The family of a pensioner who died after slipping on a ‘bag for life’ in Poundland are taking legal action against the High Street giant.
Grandmother of 13 Mary Martin, 83, fell face first after slipping on the plastic bag and died suddenly 12 hours later at her daughter’s home.
CCTV footage from September 15 this year showed the moment when Mary slipped on the carrier bag on that ultimately killed her.
Julie Dines, the daughter of Mary who was with her mother when she fell, said the store has ‘blood on its hands’ following the tragedy.
She said: “When you go out for a spot of shopping you don’t expect to have an accident that costs you your life, but that’s what happened to mum.
“If she had been ill or had been knocked down by a car it would almost be easier to deal with, but to slip over on a plastic bag and die 12 hours later is just incomprehensible.
“I believe Poundland have got blood on their hands. I want justice for my mother’s life and I want them to take some responsibility for her death. If they don’t take those bags away from the ends of the tills then somebody else could lose their lives.”
Mary, from Upper Halling, Kent, was with daughter Julie, 57, and son in law Dave, 54, at the Sheerness branch of Poundland when the incident happened.
Dave, who works as a labourer, said: “Mum had just bumped into an old friend of hers who she hadn’t seen for years and they were talking about how they would see each other soon. We then went into Poundland and mum got some jumpers. We were at the till and I was in front of her. The next thing I knew she was flying towards me and she hit her head hard on the floor.
“I went straight over to make sure she wasn’t unconscious and put her in the recovery position. She had blood over the top of her eye and was conscious the whole time. A district nurse was in the shop and took her blood pressure and she seemed to be fine.”
An ambulance was called, but they were told that it would take two hours to get to her. Dave and Julie took Mary to Minster Hospital where she was checked over before taking her home.
That evening the family went out to a new Chinese restaurant in Sheerness and returned home at 9pm.
Julie said: “Mum was getting ready for bed when she said she felt sick and the next thing I knew she was being violently ill. I kept screaming ‘mum, mum’ but there was no response from her at all. She was just sat on the bed and it was like she had gone.”
Five ambulances turned up to their home within minutes of the call.
Julie added: “I can’t get what happened out of my head. I get upset all the time and can’t help thinking that if it wasn’t for that plastic bag my mum would still be here.
“We are seriously considering moving out of our home as we can still see mum being ill and being taken out of here by the paramedics. We just can’t live here anymore.”
Dave added: “Poundland shouldn’t get away with this. That plastic bag which caused mum’s death was on the floor when she slipped on it. It was an accident waiting to happen and mum was the victim.
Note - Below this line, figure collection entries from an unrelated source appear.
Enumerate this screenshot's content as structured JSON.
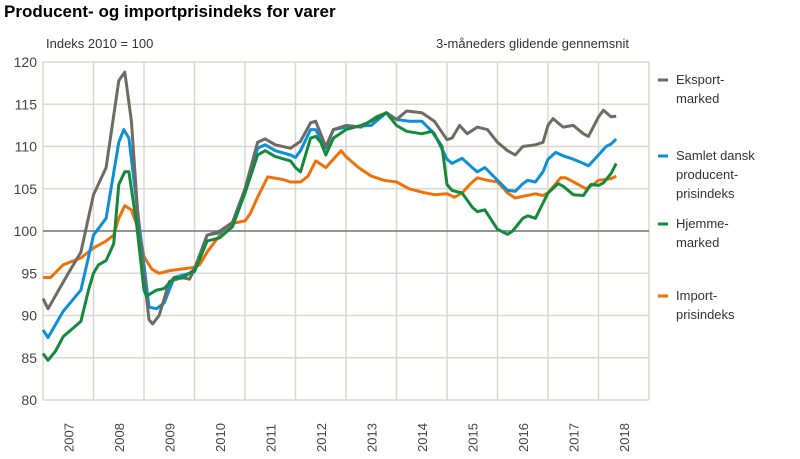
{
  "chart_data": {
    "type": "line",
    "title": "Producent- og importprisindeks for varer",
    "annotations": [
      "Indeks 2010 = 100",
      "3-måneders glidende gennemsnit"
    ],
    "xlabel": "",
    "ylabel": "",
    "ylim": [
      80,
      120
    ],
    "xlim": [
      2007,
      2019
    ],
    "yticks": [
      80,
      85,
      90,
      95,
      100,
      105,
      110,
      115,
      120
    ],
    "xtick_labels": [
      "2007",
      "2008",
      "2009",
      "2010",
      "2011",
      "2012",
      "2013",
      "2014",
      "2015",
      "2016",
      "2017",
      "2018"
    ],
    "reference_line": 100,
    "grid": true,
    "legend_position": "right",
    "series": [
      {
        "name": "Eksport-\nmarked",
        "color": "#6d6b62",
        "points": [
          [
            2007.0,
            92
          ],
          [
            2007.1,
            90.8
          ],
          [
            2007.5,
            95
          ],
          [
            2007.75,
            97.5
          ],
          [
            2008.0,
            104.3
          ],
          [
            2008.25,
            107.5
          ],
          [
            2008.5,
            117.8
          ],
          [
            2008.62,
            118.8
          ],
          [
            2008.75,
            113
          ],
          [
            2008.9,
            100
          ],
          [
            2009.1,
            89.5
          ],
          [
            2009.17,
            89
          ],
          [
            2009.3,
            90
          ],
          [
            2009.5,
            94
          ],
          [
            2009.75,
            94.5
          ],
          [
            2009.9,
            94.3
          ],
          [
            2010.0,
            95.5
          ],
          [
            2010.25,
            99.5
          ],
          [
            2010.5,
            100
          ],
          [
            2010.75,
            101
          ],
          [
            2011.0,
            105
          ],
          [
            2011.25,
            110.5
          ],
          [
            2011.4,
            110.9
          ],
          [
            2011.6,
            110.2
          ],
          [
            2011.9,
            109.8
          ],
          [
            2012.1,
            110.6
          ],
          [
            2012.3,
            112.8
          ],
          [
            2012.4,
            113
          ],
          [
            2012.6,
            110
          ],
          [
            2012.75,
            112
          ],
          [
            2013.0,
            112.5
          ],
          [
            2013.3,
            112.3
          ],
          [
            2013.6,
            113.5
          ],
          [
            2013.8,
            114
          ],
          [
            2014.0,
            113.2
          ],
          [
            2014.2,
            114.2
          ],
          [
            2014.5,
            114
          ],
          [
            2014.75,
            113
          ],
          [
            2015.0,
            110.8
          ],
          [
            2015.1,
            111
          ],
          [
            2015.25,
            112.5
          ],
          [
            2015.4,
            111.5
          ],
          [
            2015.6,
            112.3
          ],
          [
            2015.8,
            112
          ],
          [
            2016.0,
            110.5
          ],
          [
            2016.2,
            109.5
          ],
          [
            2016.35,
            109
          ],
          [
            2016.5,
            110
          ],
          [
            2016.75,
            110.2
          ],
          [
            2016.9,
            110.5
          ],
          [
            2017.0,
            112.5
          ],
          [
            2017.1,
            113.3
          ],
          [
            2017.3,
            112.3
          ],
          [
            2017.5,
            112.5
          ],
          [
            2017.7,
            111.5
          ],
          [
            2017.8,
            111.2
          ],
          [
            2018.0,
            113.5
          ],
          [
            2018.1,
            114.3
          ],
          [
            2018.25,
            113.5
          ],
          [
            2018.35,
            113.6
          ]
        ]
      },
      {
        "name": "Samlet dansk\nproducent-\nprisindeks",
        "color": "#0f8fd6",
        "points": [
          [
            2007.0,
            88.3
          ],
          [
            2007.1,
            87.4
          ],
          [
            2007.4,
            90.5
          ],
          [
            2007.75,
            93
          ],
          [
            2008.0,
            99.5
          ],
          [
            2008.25,
            101.5
          ],
          [
            2008.5,
            110.5
          ],
          [
            2008.6,
            112
          ],
          [
            2008.7,
            111
          ],
          [
            2008.9,
            101
          ],
          [
            2009.1,
            91
          ],
          [
            2009.25,
            90.8
          ],
          [
            2009.4,
            91.5
          ],
          [
            2009.6,
            94.5
          ],
          [
            2009.9,
            95
          ],
          [
            2010.0,
            95.5
          ],
          [
            2010.25,
            99.5
          ],
          [
            2010.5,
            99.8
          ],
          [
            2010.75,
            101
          ],
          [
            2011.0,
            104.5
          ],
          [
            2011.25,
            109.8
          ],
          [
            2011.4,
            110.2
          ],
          [
            2011.6,
            109.5
          ],
          [
            2011.9,
            109
          ],
          [
            2012.0,
            108.7
          ],
          [
            2012.1,
            109.5
          ],
          [
            2012.3,
            112
          ],
          [
            2012.4,
            112
          ],
          [
            2012.6,
            109.8
          ],
          [
            2012.75,
            112
          ],
          [
            2013.0,
            112.3
          ],
          [
            2013.5,
            112.5
          ],
          [
            2013.8,
            114
          ],
          [
            2014.0,
            113.2
          ],
          [
            2014.25,
            113
          ],
          [
            2014.5,
            113
          ],
          [
            2014.75,
            111.5
          ],
          [
            2015.0,
            108.5
          ],
          [
            2015.1,
            108
          ],
          [
            2015.3,
            108.6
          ],
          [
            2015.5,
            107.5
          ],
          [
            2015.6,
            107
          ],
          [
            2015.75,
            107.5
          ],
          [
            2016.0,
            106
          ],
          [
            2016.2,
            104.8
          ],
          [
            2016.35,
            104.7
          ],
          [
            2016.5,
            105.6
          ],
          [
            2016.6,
            106
          ],
          [
            2016.75,
            105.8
          ],
          [
            2016.9,
            107
          ],
          [
            2017.0,
            108.5
          ],
          [
            2017.15,
            109.3
          ],
          [
            2017.3,
            108.9
          ],
          [
            2017.5,
            108.5
          ],
          [
            2017.7,
            108
          ],
          [
            2017.8,
            107.7
          ],
          [
            2018.0,
            109
          ],
          [
            2018.15,
            110
          ],
          [
            2018.25,
            110.3
          ],
          [
            2018.35,
            110.9
          ]
        ]
      },
      {
        "name": "Hjemme-\nmarked",
        "color": "#138a3c",
        "points": [
          [
            2007.0,
            85.5
          ],
          [
            2007.1,
            84.7
          ],
          [
            2007.25,
            85.8
          ],
          [
            2007.4,
            87.5
          ],
          [
            2007.75,
            89.3
          ],
          [
            2007.9,
            93
          ],
          [
            2008.0,
            95
          ],
          [
            2008.1,
            96
          ],
          [
            2008.25,
            96.5
          ],
          [
            2008.4,
            98.5
          ],
          [
            2008.5,
            105.5
          ],
          [
            2008.62,
            107
          ],
          [
            2008.7,
            107
          ],
          [
            2008.85,
            101
          ],
          [
            2009.0,
            93
          ],
          [
            2009.05,
            92.3
          ],
          [
            2009.25,
            93
          ],
          [
            2009.4,
            93.2
          ],
          [
            2009.6,
            94.5
          ],
          [
            2009.75,
            94.4
          ],
          [
            2009.9,
            95
          ],
          [
            2010.0,
            95.2
          ],
          [
            2010.25,
            98.8
          ],
          [
            2010.5,
            99.2
          ],
          [
            2010.75,
            100.5
          ],
          [
            2011.0,
            104.5
          ],
          [
            2011.25,
            109
          ],
          [
            2011.4,
            109.5
          ],
          [
            2011.6,
            108.8
          ],
          [
            2011.9,
            108.3
          ],
          [
            2012.0,
            107.5
          ],
          [
            2012.1,
            107
          ],
          [
            2012.3,
            111
          ],
          [
            2012.4,
            111.2
          ],
          [
            2012.5,
            110.5
          ],
          [
            2012.6,
            109
          ],
          [
            2012.75,
            111
          ],
          [
            2013.0,
            112
          ],
          [
            2013.3,
            112.5
          ],
          [
            2013.5,
            113
          ],
          [
            2013.8,
            114
          ],
          [
            2014.0,
            112.5
          ],
          [
            2014.2,
            111.8
          ],
          [
            2014.5,
            111.5
          ],
          [
            2014.7,
            111.8
          ],
          [
            2014.9,
            110
          ],
          [
            2015.0,
            105.5
          ],
          [
            2015.1,
            104.8
          ],
          [
            2015.3,
            104.5
          ],
          [
            2015.5,
            102.8
          ],
          [
            2015.6,
            102.3
          ],
          [
            2015.75,
            102.5
          ],
          [
            2016.0,
            100.2
          ],
          [
            2016.2,
            99.6
          ],
          [
            2016.3,
            100
          ],
          [
            2016.5,
            101.5
          ],
          [
            2016.6,
            101.8
          ],
          [
            2016.75,
            101.5
          ],
          [
            2017.0,
            104.5
          ],
          [
            2017.2,
            105.6
          ],
          [
            2017.3,
            105.3
          ],
          [
            2017.5,
            104.3
          ],
          [
            2017.7,
            104.2
          ],
          [
            2017.85,
            105.5
          ],
          [
            2018.0,
            105.4
          ],
          [
            2018.1,
            105.7
          ],
          [
            2018.25,
            106.8
          ],
          [
            2018.35,
            108
          ]
        ]
      },
      {
        "name": "Import-\nprisindeks",
        "color": "#ef7109",
        "points": [
          [
            2007.0,
            94.5
          ],
          [
            2007.15,
            94.5
          ],
          [
            2007.4,
            96
          ],
          [
            2007.75,
            96.8
          ],
          [
            2008.0,
            98
          ],
          [
            2008.25,
            98.8
          ],
          [
            2008.4,
            99.5
          ],
          [
            2008.5,
            101.5
          ],
          [
            2008.62,
            103
          ],
          [
            2008.75,
            102.5
          ],
          [
            2008.9,
            100
          ],
          [
            2009.0,
            97
          ],
          [
            2009.15,
            95.5
          ],
          [
            2009.3,
            95
          ],
          [
            2009.5,
            95.3
          ],
          [
            2009.75,
            95.5
          ],
          [
            2010.0,
            95.7
          ],
          [
            2010.1,
            96
          ],
          [
            2010.25,
            97.5
          ],
          [
            2010.5,
            99.5
          ],
          [
            2010.75,
            100.9
          ],
          [
            2011.0,
            101.2
          ],
          [
            2011.1,
            102
          ],
          [
            2011.25,
            104
          ],
          [
            2011.45,
            106.4
          ],
          [
            2011.75,
            106.1
          ],
          [
            2011.9,
            105.8
          ],
          [
            2012.1,
            105.8
          ],
          [
            2012.25,
            106.5
          ],
          [
            2012.4,
            108.3
          ],
          [
            2012.6,
            107.5
          ],
          [
            2012.75,
            108.5
          ],
          [
            2012.9,
            109.5
          ],
          [
            2013.0,
            108.8
          ],
          [
            2013.25,
            107.5
          ],
          [
            2013.5,
            106.5
          ],
          [
            2013.75,
            106
          ],
          [
            2014.0,
            105.8
          ],
          [
            2014.25,
            105
          ],
          [
            2014.5,
            104.6
          ],
          [
            2014.75,
            104.3
          ],
          [
            2015.0,
            104.4
          ],
          [
            2015.15,
            104
          ],
          [
            2015.3,
            104.5
          ],
          [
            2015.45,
            105.5
          ],
          [
            2015.6,
            106.3
          ],
          [
            2015.8,
            106
          ],
          [
            2016.0,
            105.8
          ],
          [
            2016.2,
            104.5
          ],
          [
            2016.35,
            103.9
          ],
          [
            2016.5,
            104.1
          ],
          [
            2016.75,
            104.4
          ],
          [
            2016.9,
            104.2
          ],
          [
            2017.0,
            104.5
          ],
          [
            2017.25,
            106.3
          ],
          [
            2017.35,
            106.3
          ],
          [
            2017.6,
            105.5
          ],
          [
            2017.75,
            105
          ],
          [
            2017.9,
            105.5
          ],
          [
            2018.0,
            106
          ],
          [
            2018.25,
            106.2
          ],
          [
            2018.35,
            106.5
          ]
        ]
      }
    ]
  }
}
“Somebody should have picked up that bag rather than just leaving it there to kill her. I went in there and after speaking to them they took the bags away from the ends of the tills. But a week later and they were back. What upset me most was that in their report they referred to the bag that killed was a ‘bag for life’. That really hurt. This wasn’t a bag for life, it was a bag that took a life.”
The family have launched legal action against Poundland for personal injury.
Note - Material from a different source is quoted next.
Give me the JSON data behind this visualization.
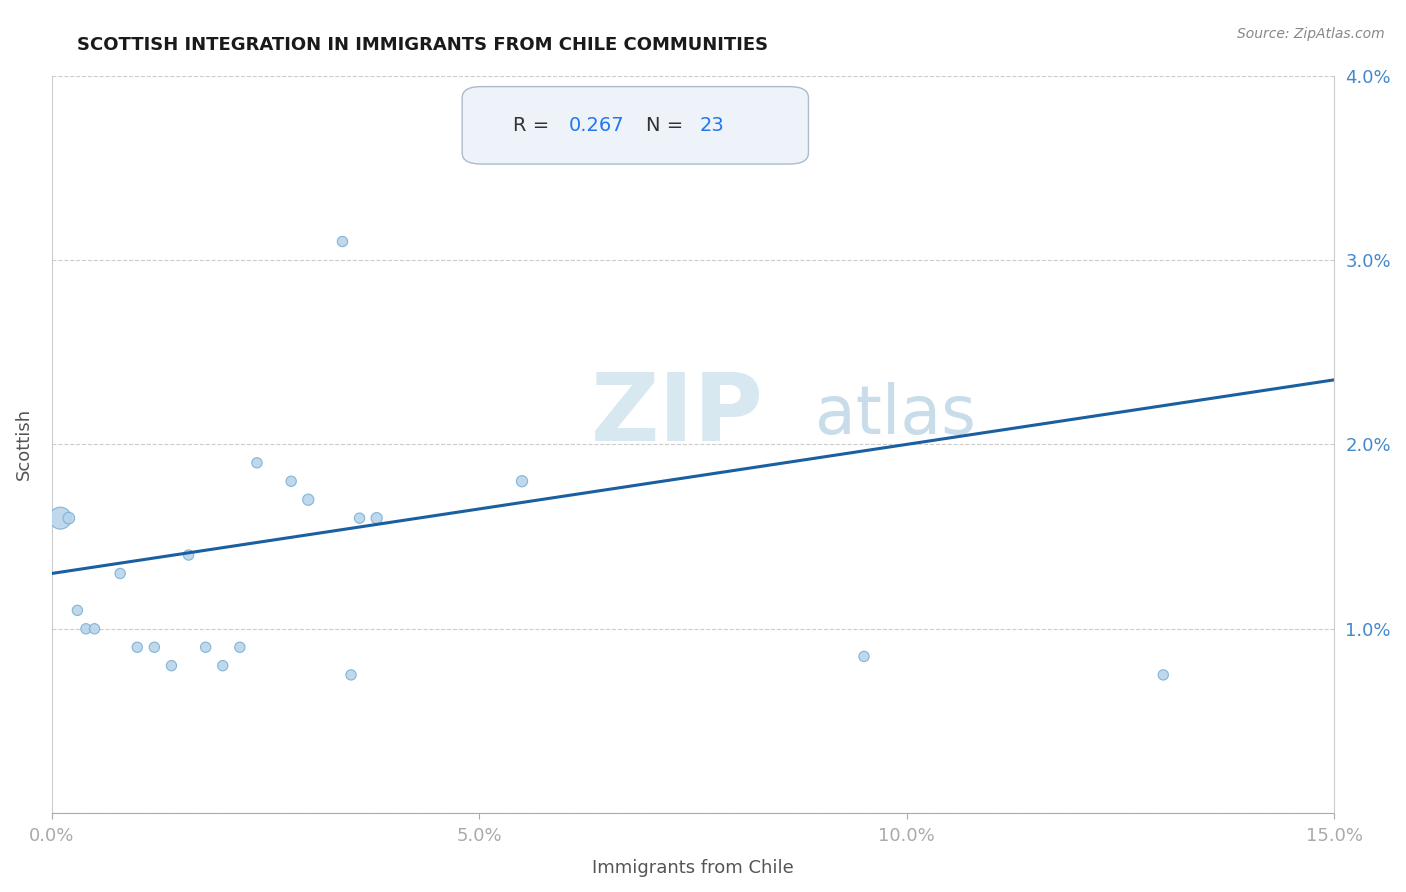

Karen Mann, a specialist personal injury solicitor from Hodge Jones & Allen, which represents the family, said: “Mary Martin’s family have been left devastated by losing their loving and kind mother and grandmother in such a horrendous way. What is most tragic in this case is that her death was totally avoidable. If the carrier bag had not been left on the floor then she would not have slipped over and lost her life.”